Risk, vulnerability, and fear

Putting yourself out there for love is really hard. I like certainty. I don’t want to make myself vulnerable and risk having my heart stepped on. I was married twice for 10 years each time. I like the long game. I may not have liked my marriages after a while, but I knew the dysfunctionality to expect.

In that way, job search and dating are similar. Many of my clients have been with the same company for 15+ years. They know the people, the environment, they know how things work; it’s comfortable. Moving to a different company and needing to prove yourself all over again is a huge risk. It’s like being a freshman in high school and having to learn everything from scratch, from class material to social hierarchy, all while getting slammed into the lockers at least twice a day.

Changing to a new company and a new role is even harder since you are thrown into completely new territory. Sometimes, though, this is the best tactic for your long-term career. Move and grow or else.

Both dating and job search demand putting ego and feelings on the line. Even though there is a strong desire and a goal at the other end, it is often tempting to stay put, stay small, and maintain the status quo rather than risking pain. However, hide the pain and it often comes out sideways. Like fighting about who will get the wagon wheel, the stupid looking wagon wheel.

Oh, and did I mention the lies

Nobody I’ve met looks like their O Cupid picture. Everyone on Match does yoga and is in perfect shape. Everyone claims to be 35 years old and appears to look like Susanna Hoffs from 1984 (If you just said “who?” we can’t work together). Nobody claims any neurosis. Everyone’s grown kids are well-adjusted and Nobel scientists. Nobody has ever been to a therapist since their lives are perfect. Where is the truth?

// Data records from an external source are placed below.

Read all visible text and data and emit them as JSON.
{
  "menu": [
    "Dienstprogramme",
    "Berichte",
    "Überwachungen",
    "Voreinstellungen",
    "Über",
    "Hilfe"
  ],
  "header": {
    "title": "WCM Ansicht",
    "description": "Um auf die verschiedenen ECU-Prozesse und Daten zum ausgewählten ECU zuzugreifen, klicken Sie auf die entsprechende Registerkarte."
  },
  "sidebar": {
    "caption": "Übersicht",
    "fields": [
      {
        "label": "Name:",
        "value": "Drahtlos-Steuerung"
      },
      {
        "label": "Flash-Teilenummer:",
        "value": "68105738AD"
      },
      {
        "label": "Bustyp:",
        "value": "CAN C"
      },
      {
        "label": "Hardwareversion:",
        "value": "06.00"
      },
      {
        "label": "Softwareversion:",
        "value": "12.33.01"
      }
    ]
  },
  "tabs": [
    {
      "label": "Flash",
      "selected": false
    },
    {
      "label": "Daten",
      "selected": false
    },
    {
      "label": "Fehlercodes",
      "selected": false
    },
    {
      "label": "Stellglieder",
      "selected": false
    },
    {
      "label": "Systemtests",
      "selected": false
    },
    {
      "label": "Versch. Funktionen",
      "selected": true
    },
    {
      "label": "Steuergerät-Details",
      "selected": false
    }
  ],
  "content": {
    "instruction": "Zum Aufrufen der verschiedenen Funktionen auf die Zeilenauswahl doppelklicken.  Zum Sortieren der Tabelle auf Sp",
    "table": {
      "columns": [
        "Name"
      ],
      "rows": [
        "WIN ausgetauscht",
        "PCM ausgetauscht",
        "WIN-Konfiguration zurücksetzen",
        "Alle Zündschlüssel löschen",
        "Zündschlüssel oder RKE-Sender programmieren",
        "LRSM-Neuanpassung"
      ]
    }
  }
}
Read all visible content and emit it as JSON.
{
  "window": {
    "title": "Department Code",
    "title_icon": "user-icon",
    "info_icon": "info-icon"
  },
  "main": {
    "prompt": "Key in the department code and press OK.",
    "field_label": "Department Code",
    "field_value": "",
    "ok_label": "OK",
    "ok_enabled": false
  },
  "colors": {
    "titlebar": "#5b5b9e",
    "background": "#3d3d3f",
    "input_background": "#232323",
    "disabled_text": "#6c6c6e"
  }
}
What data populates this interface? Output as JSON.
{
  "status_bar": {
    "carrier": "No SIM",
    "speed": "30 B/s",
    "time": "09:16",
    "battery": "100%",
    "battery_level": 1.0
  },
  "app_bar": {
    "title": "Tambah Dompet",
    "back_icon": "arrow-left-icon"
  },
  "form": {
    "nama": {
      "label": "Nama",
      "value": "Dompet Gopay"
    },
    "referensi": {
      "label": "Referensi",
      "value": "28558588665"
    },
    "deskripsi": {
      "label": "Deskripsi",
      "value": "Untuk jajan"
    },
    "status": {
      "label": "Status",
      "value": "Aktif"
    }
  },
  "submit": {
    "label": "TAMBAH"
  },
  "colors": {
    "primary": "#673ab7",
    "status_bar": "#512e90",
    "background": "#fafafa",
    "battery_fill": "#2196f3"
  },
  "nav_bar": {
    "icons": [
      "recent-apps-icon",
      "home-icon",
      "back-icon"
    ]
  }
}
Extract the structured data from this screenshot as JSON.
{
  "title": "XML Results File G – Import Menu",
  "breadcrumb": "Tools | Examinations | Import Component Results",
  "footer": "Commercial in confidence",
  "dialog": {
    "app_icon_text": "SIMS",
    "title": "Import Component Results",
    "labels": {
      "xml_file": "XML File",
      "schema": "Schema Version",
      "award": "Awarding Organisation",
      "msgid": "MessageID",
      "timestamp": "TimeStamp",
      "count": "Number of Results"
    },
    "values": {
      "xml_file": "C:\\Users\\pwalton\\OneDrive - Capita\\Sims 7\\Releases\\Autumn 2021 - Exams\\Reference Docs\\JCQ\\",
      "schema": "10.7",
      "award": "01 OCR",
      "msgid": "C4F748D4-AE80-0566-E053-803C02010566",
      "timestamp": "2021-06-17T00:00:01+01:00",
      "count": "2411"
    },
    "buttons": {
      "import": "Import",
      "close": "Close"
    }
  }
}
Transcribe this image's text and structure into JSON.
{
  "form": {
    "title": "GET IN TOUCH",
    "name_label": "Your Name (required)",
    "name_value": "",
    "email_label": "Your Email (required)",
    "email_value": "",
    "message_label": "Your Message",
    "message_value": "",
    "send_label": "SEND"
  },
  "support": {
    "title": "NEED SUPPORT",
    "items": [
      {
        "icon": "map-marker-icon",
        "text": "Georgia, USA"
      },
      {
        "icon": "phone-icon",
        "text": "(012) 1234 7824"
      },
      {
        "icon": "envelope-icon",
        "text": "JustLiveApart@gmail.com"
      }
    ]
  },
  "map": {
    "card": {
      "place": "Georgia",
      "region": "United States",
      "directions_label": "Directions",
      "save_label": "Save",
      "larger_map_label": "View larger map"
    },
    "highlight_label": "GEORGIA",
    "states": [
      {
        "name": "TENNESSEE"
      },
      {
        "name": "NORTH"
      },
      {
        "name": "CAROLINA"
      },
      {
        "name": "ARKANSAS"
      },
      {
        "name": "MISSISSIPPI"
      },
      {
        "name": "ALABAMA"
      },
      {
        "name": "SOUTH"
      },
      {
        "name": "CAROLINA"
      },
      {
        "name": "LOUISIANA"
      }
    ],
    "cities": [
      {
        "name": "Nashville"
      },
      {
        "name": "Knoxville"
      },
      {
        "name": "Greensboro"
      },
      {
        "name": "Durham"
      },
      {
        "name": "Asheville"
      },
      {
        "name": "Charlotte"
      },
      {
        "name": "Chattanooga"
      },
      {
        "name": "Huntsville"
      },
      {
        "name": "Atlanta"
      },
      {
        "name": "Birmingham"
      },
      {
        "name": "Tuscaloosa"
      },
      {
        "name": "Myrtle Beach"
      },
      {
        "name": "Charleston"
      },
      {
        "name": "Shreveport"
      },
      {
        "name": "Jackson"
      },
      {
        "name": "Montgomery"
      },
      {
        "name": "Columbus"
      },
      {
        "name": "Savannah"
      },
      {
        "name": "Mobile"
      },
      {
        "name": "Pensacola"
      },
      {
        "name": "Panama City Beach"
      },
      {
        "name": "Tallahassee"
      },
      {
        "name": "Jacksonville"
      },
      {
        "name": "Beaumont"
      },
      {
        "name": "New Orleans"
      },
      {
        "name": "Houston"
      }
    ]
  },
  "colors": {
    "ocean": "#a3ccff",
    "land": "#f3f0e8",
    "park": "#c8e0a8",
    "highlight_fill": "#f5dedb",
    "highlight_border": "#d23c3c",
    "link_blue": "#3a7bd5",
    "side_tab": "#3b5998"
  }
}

Every online job posting is accurate, well-written, describes a real job, and only you know about it. Right? However, little did you know that:

• It is estimated that 50% of job postings are fake since they are pre-filled, either by someone internal or by an already identified external candidate
• Another 25% of the job postings are just stale since companies pay job boards less money to keep jobs up longer
• Therefore, 75% of the jobs don’t really exist

As Elaine Benes would say, “Fake, Fake, Fake.” Identify that episode for a free resume review.

Even if the job posting is real, it hardly describes the real job. You could drive a truck through the general wording of some jobs (Amazon in particular). Others are so specific and technical that nobody can possibly have all the skills mentioned. They want 25 years of financial services experience for a recent graduate. They want 100 years of machine learning experience in addition to deep product knowledge of algo trading. Come on!

There’s good news though…

Despite the pain of looking for love, if you look hard enough, you will find it. I found love twice, before and after my first marriage. It took years in between, but it finally came. Did I freak out, worry, and almost jump out a window? Sure. Love takes time. However, I still have some hair, exercise sometimes and try to keep my weight down. Love will come!

A job that moves your career in the right direction will come also. You need a career plan that is well thought out, organized, and has realistic timeframes. You need to execute the plan and stay the course, sometimes with help of a professional.

Love like job search; the process is horrible but there is hope for a happy ending.